Dr. Buckanovich explains that, even though chemotherapy can destroy up to 99 percent of ovarian cancer cells, the treatment still “misses” stem-like cancer cells.

“You can think of stem-like cells as seeds,” explains Dr. Buckanovich, who is also the co-director of the Women’s Cancer Research Center at Pittsburgh University. “They put down roots and grow into a plant,” he says.

“I especially like the dandelion analogy. When we treat cancer, we’re essentially mowing the lawn. But the problem is that dandelions always come back.”

The researcher also explains that 11 stem-like cancer cells are enough to form a tumor. So, the researchers set out to find a compound that can eradicate these stem-like cells.

To do so, the scientists carried out a range of chemical experiments. Specifically, they aimed to find a compound that inhibits a pathway known as ALDHA. The cancer cells rely on this pathway to get rid of the toxins that they produce when they replicate quickly.

Study co-author Edward Grimley, Ph.D., who is a Postdoctoral Research Associate in the lab of Dr. Buckanovich, spoke to Medical News Today about the methods the researchers used to find the ALDHA-inhibitor.

Grimley explained that the team screened for a variety of chemical analogs to a “small-molecule known to inhibit the ALDH1A family of enzymes.”

“From these experiments, we identified 673A, a potent inhibitor of the ALDH1A family,” said Grimley. Then, the researchers showed that this drug efficiently killed cancer stem-like cells in ovarian cancer cell lines.
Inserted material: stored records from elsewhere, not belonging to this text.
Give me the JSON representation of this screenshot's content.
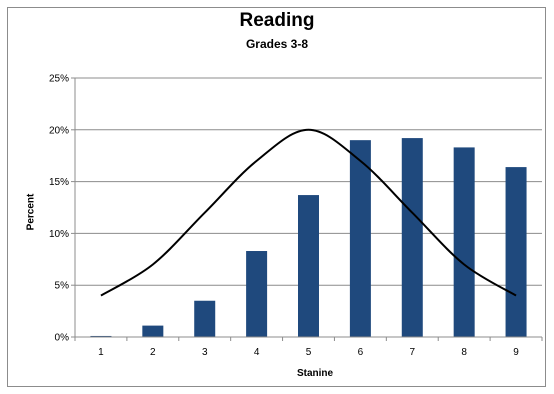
{
  "chart_data": {
    "type": "bar",
    "title": "Reading",
    "subtitle": "Grades 3-8",
    "xlabel": "Stanine",
    "ylabel": "Percent",
    "categories": [
      "1",
      "2",
      "3",
      "4",
      "5",
      "6",
      "7",
      "8",
      "9"
    ],
    "series": [
      {
        "type": "bar",
        "values": [
          0.1,
          1.1,
          3.5,
          8.3,
          13.7,
          19.0,
          19.2,
          18.3,
          16.4
        ],
        "color": "#1f497d"
      },
      {
        "type": "line",
        "values": [
          4,
          7,
          12,
          17,
          20,
          17,
          12,
          7,
          4
        ],
        "color": "#000000"
      }
    ],
    "ylim": [
      0,
      25
    ],
    "yticks": [
      0,
      5,
      10,
      15,
      20,
      25
    ],
    "ytick_labels": [
      "0%",
      "5%",
      "10%",
      "15%",
      "20%",
      "25%"
    ],
    "grid": true,
    "legend": "none"
  }
}
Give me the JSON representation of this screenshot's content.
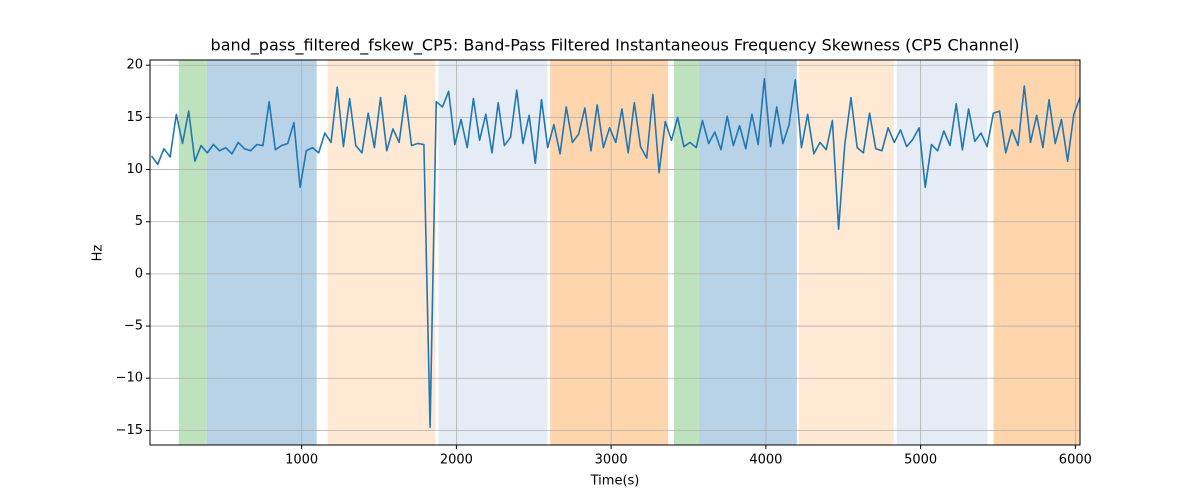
{
  "chart_data": {
    "type": "line",
    "title": "band_pass_filtered_fskew_CP5: Band-Pass Filtered Instantaneous Frequency Skewness (CP5 Channel)",
    "xlabel": "Time(s)",
    "ylabel": "Hz",
    "xlim": [
      20,
      6030
    ],
    "ylim": [
      -16.4,
      20.5
    ],
    "xticks": [
      1000,
      2000,
      3000,
      4000,
      5000,
      6000
    ],
    "yticks": [
      {
        "value": -15,
        "label": "−15"
      },
      {
        "value": -10,
        "label": "−10"
      },
      {
        "value": -5,
        "label": "−5"
      },
      0,
      5,
      10,
      15,
      20
    ],
    "grid": true,
    "spans": [
      {
        "start": 206,
        "end": 387,
        "color": "#bde2bd"
      },
      {
        "start": 387,
        "end": 1097,
        "color": "#b8d2e7"
      },
      {
        "start": 1168,
        "end": 1865,
        "color": "#ffe8d4"
      },
      {
        "start": 1884,
        "end": 2587,
        "color": "#e5ecf6"
      },
      {
        "start": 2606,
        "end": 3368,
        "color": "#ffd5ae"
      },
      {
        "start": 3406,
        "end": 3568,
        "color": "#bde2bd"
      },
      {
        "start": 3568,
        "end": 4200,
        "color": "#b8d2e7"
      },
      {
        "start": 4213,
        "end": 4826,
        "color": "#ffe8d4"
      },
      {
        "start": 4845,
        "end": 5432,
        "color": "#e5ecf6"
      },
      {
        "start": 5471,
        "end": 6026,
        "color": "#ffd5ae"
      }
    ],
    "x": [
      30,
      70,
      110,
      150,
      190,
      230,
      270,
      310,
      350,
      390,
      430,
      470,
      510,
      550,
      590,
      630,
      670,
      710,
      750,
      790,
      830,
      870,
      910,
      950,
      990,
      1030,
      1070,
      1110,
      1150,
      1190,
      1230,
      1270,
      1310,
      1350,
      1390,
      1430,
      1470,
      1510,
      1550,
      1590,
      1630,
      1670,
      1710,
      1750,
      1790,
      1830,
      1870,
      1910,
      1950,
      1990,
      2030,
      2070,
      2110,
      2150,
      2190,
      2230,
      2270,
      2310,
      2350,
      2390,
      2430,
      2470,
      2510,
      2550,
      2590,
      2630,
      2670,
      2710,
      2750,
      2790,
      2830,
      2870,
      2910,
      2950,
      2990,
      3030,
      3070,
      3110,
      3150,
      3190,
      3230,
      3270,
      3310,
      3350,
      3390,
      3430,
      3470,
      3510,
      3550,
      3590,
      3630,
      3670,
      3710,
      3750,
      3790,
      3830,
      3870,
      3910,
      3950,
      3990,
      4030,
      4070,
      4110,
      4150,
      4190,
      4230,
      4270,
      4310,
      4350,
      4390,
      4430,
      4470,
      4510,
      4550,
      4590,
      4630,
      4670,
      4710,
      4750,
      4790,
      4830,
      4870,
      4910,
      4950,
      4990,
      5030,
      5070,
      5110,
      5150,
      5190,
      5230,
      5270,
      5310,
      5350,
      5390,
      5430,
      5470,
      5510,
      5550,
      5590,
      5630,
      5670,
      5710,
      5750,
      5790,
      5830,
      5870,
      5910,
      5950,
      5990,
      6030
    ],
    "series": [
      {
        "color": "#1f77b4",
        "values": [
          11.3,
          10.5,
          12.0,
          11.2,
          15.3,
          12.5,
          15.6,
          10.8,
          12.3,
          11.6,
          12.4,
          11.8,
          12.1,
          11.5,
          12.6,
          12.0,
          11.8,
          12.4,
          12.3,
          16.5,
          11.9,
          12.3,
          12.5,
          14.5,
          8.3,
          11.8,
          12.1,
          11.6,
          13.5,
          12.6,
          17.9,
          12.2,
          16.8,
          12.3,
          11.6,
          15.4,
          12.1,
          16.9,
          11.8,
          13.9,
          12.6,
          17.1,
          12.3,
          12.5,
          12.4,
          -14.7,
          16.5,
          16.0,
          17.5,
          12.4,
          14.8,
          12.1,
          16.8,
          12.8,
          15.3,
          11.6,
          16.4,
          12.3,
          13.1,
          17.6,
          12.5,
          15.2,
          10.6,
          16.7,
          12.1,
          14.3,
          11.5,
          16.0,
          12.6,
          13.4,
          15.9,
          11.8,
          16.2,
          12.1,
          14.0,
          12.6,
          15.8,
          11.6,
          16.4,
          12.2,
          11.1,
          17.2,
          9.7,
          14.6,
          12.8,
          15.0,
          12.2,
          12.6,
          12.1,
          14.7,
          12.5,
          13.6,
          11.9,
          15.1,
          12.3,
          14.2,
          12.0,
          15.3,
          12.4,
          18.7,
          12.2,
          16.0,
          12.5,
          14.3,
          18.6,
          12.1,
          15.3,
          11.5,
          12.6,
          11.9,
          14.7,
          4.3,
          12.4,
          16.9,
          12.1,
          11.6,
          15.4,
          12.0,
          11.8,
          14.0,
          12.6,
          13.8,
          12.2,
          12.9,
          14.0,
          8.3,
          12.4,
          11.8,
          13.7,
          12.3,
          16.3,
          11.9,
          15.8,
          12.7,
          13.5,
          12.2,
          15.4,
          15.6,
          11.6,
          13.8,
          12.3,
          18.0,
          12.6,
          15.2,
          12.1,
          16.7,
          12.5,
          14.8,
          10.8,
          15.3,
          16.9
        ]
      }
    ]
  }
}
“Since [cancer stem-like cells] have been implicated in chemotherapy resistance, we investigated the effects of 673A in combination with cisplatin [a chemotherapy drug] in chemotherapy-resistant cells.”

“We found that, as a single agent, 673A had only a slight effect on these cells,” the co-author told MNT. However, in combination with the chemo drug, it was highly effective.

The researchers also treated chemoresistant cancer cells with the drug, injected them into mice, and monitored the growth of the tumor for 28 days.

“Although the cisplatin-treated cells produced tumors similar in size to those produced by untreated cells, 673A-treated cells produced tumors that were 4–5-fold smaller,” reported Grimley.

Finally, Dr. Buckanovich and team injected chemoresistant ovarian cancer cells in rodents. Then, they treated one group of mice with chemo alone and another group with chemo in conjunction with 673A.

The researchers monitored the mice for 6 months. When 673A was used together with chemotherapy, the tumors in almost two-thirds of the mice were in remission after 6 months. By contrast, all of the rodents that received just chemo died.

Also, Dr. Buckanovich explains that, in conjunction with chemotherapy, 673A was 10 times more effective at annihilating stem-like cells than previous ALDH inhibitors.

“It’s like one plus one equals 10,” Dr. Buckanovich comments. “That was really striking to me, how synergistic the two drugs were. That’s important because it means you can potentially use lower doses and reduce toxicity for patients.”

Study co-author Grimley commented on the significance of the findings for MNT. “Given all that we knew about the importance of ALDH1A enzymes in chemotherapy resistance,” he said, “disease recurrence, and their link to [cancer stem-like cells], our hypothesis was that targeting the ALDH1A family would be an excellent therapeutic approach and this study certainly helps to validate that hypothesis.”

“Treatment options and cure rates for epithelial ovarian cancer have been stagnant for the past 3 decades,” said Grimley.

Given the high frequency of recurrence and chemoresistant disease, drugs like 673A have the potential to significantly improve ovarian cancer survival rates.”

Edward Grimley

However, the authors also caution that the drug needs more work before it reaches the market. The drug is not yet as soluble as it should be, and it doesn’t last very long in the body. Also, scientists have not tested it in humans.